Je lui sauve la situation en lui lançant le message silencieux suivant :
« Remets-toi, poupée, et réponds à ton vieux pingouin qu’une bestiole te grimpe entre les jambes. »
Voilà qu’elle le répète, mot pour mot. Cette fois, je ne doute plus de ma force occulte. Kandih Raâton m’a bel et bien investi de son pouvoir ! Une bouffée d’imbécile orgueil m’empare. Voilà que je tombe dans la puérilité, merde ! Je vais pas prendre la grosse tronche parce que je peux imposer ma volonté à mes contemporains, sans blague !

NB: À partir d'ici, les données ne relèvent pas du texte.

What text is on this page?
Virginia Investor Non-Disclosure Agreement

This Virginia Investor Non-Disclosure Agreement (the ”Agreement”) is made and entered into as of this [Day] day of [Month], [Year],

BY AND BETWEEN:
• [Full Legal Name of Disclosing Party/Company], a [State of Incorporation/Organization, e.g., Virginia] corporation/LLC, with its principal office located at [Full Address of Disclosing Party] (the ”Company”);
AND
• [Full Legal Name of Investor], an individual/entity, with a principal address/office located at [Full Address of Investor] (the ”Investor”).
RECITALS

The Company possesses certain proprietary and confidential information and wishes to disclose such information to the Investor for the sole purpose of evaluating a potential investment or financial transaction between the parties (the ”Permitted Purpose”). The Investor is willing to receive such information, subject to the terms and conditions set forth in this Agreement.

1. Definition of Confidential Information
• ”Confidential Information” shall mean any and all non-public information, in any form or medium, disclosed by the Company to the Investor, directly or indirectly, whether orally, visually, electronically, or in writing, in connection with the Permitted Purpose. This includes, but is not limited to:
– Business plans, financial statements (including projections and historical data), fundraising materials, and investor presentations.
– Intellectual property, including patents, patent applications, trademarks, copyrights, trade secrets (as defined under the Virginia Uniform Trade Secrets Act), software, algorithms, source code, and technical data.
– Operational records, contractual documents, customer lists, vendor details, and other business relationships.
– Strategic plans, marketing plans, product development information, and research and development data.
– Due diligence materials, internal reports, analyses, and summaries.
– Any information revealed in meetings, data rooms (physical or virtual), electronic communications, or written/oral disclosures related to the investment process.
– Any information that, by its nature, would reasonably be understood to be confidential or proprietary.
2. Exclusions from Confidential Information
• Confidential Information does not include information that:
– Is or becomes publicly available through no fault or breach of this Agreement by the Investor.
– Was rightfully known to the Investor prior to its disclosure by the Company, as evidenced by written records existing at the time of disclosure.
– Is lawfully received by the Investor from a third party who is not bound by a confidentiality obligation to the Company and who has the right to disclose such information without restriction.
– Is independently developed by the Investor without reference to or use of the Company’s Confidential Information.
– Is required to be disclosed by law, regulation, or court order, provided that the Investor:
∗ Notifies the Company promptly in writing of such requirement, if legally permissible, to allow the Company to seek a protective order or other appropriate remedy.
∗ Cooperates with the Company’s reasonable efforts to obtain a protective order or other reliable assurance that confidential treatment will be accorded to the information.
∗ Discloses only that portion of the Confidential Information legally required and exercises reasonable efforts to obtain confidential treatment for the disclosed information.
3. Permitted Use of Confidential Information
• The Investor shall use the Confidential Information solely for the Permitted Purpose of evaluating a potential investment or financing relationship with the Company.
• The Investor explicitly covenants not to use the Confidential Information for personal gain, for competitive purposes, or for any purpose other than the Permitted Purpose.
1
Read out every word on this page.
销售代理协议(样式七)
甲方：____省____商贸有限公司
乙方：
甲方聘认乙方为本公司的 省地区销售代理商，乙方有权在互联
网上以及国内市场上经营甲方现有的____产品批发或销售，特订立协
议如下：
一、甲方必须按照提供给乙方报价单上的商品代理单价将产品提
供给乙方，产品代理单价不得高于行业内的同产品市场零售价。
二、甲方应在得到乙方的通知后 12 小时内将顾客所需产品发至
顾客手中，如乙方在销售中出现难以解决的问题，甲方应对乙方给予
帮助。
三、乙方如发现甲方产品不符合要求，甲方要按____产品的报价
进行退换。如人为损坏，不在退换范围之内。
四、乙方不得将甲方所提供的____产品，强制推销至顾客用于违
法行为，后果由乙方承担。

Des marchands ambulants font le tour du restau, proposant aux clients des oiseaux naturalisés (hindous), aux plumages somptueux. Les touristes débattent le prix, achètent. La dame à qui je faisais mentalement minette me paraît pas intéressée.
« Prends-en deux ! » la sommé-je.
Et elle ouvre brusquement son sac à main pour procéder à l’achat qui lui est dicté. Je me marre. T’as beau t’exhorter à la modestie, ça fait tout de même quelque chose de pouvoir glisser ta volonté dans la tête des autres, comme tu glisserais ta main dans leurs gants.
Les deux marchands viennent à moi. L’un d’eux tient les oiseaux à vendre sur un morceau de branche, afin de les présenter en situation d’oiseaux perchés. Il imite un charmant gazouillis. C’est le ramage de la jungle. Il a appris le bengali et le jacte couramment.
Son compagnon s’occupe du business. C’est lui qui propose les zoziaux et qui enfouille l’auber.
Il a une moustache noire, superbe. Des rouflaquettes larges comme ma main. Et il sourit de toutes ses dents blanches. Je contemple les zizes multicolores. Je pourrais en rapporter un à Félicie, tu crois pas ? Elle serait contente, m’man, d’avoir ce piaf dans sa cuisine, accroché à la boîte de gros sel.
J’en choisis un choucard tout plein, avec des plumes bleues et jaunes, serties d’ocre par endroits. Ses yeux de verre sont fripons.
— Ça coûte combien ?
— Un dollar, me dit le moustachu.
Je porte la main à ma poche. Lui, il dépose sur ma table la sacoche qu’il porte en bandoulière. Il la déboucle. Et alors, fulgurant, aigu comme un bruit de tramway freinant à mort, je réalise qu’il s’agit d’un sac de cuir et que ces hommes sont deux ! D’instinct, je fais basculer ma table. Le sac choit en même temps que ma boustifaille. Quatre serpenteaux de couleur bronze noirâtre, pas plus gros que des lombrics, en sortent avec des frétillements. J’ai retapissé les pareils dans une exposition : rien de plus venimeux que ces bestioles qui attaquent l’homme avec l’impudence des moustiques.
Je regarde le type à la moustache.
« A genoux ! Attrape-les ! » lui enjoins-je.
Il se met à grelotter et à claquer des dents.
« Attrape-les tout de suite ! » insisté-je, avec une force spirituelle qui transformerait un rayon laser en allumette de contrebande.
Le gars aux belles baffies se jette au sol. Sa main frémissante s’avance en tremblant sur l’un des serpenteaux.
Elle s’en saisit.
Le serpent le mord.
L’homme meurt.
Son compagnon largue sa branche d’oiseaux et s’enfuit.
Tous les convives hurlent et grimpent sur la table.
Tu verrais mon groupe d’Anglais : des naufragés sur une banquise en train de fondre. Les serveurs, alertés, s’arment de badines et entreprennent la chasse aux reptiles.
Moi, j’empare l’oiseau convoité et le glisse dans mon sac de voyage. M’man sera contente.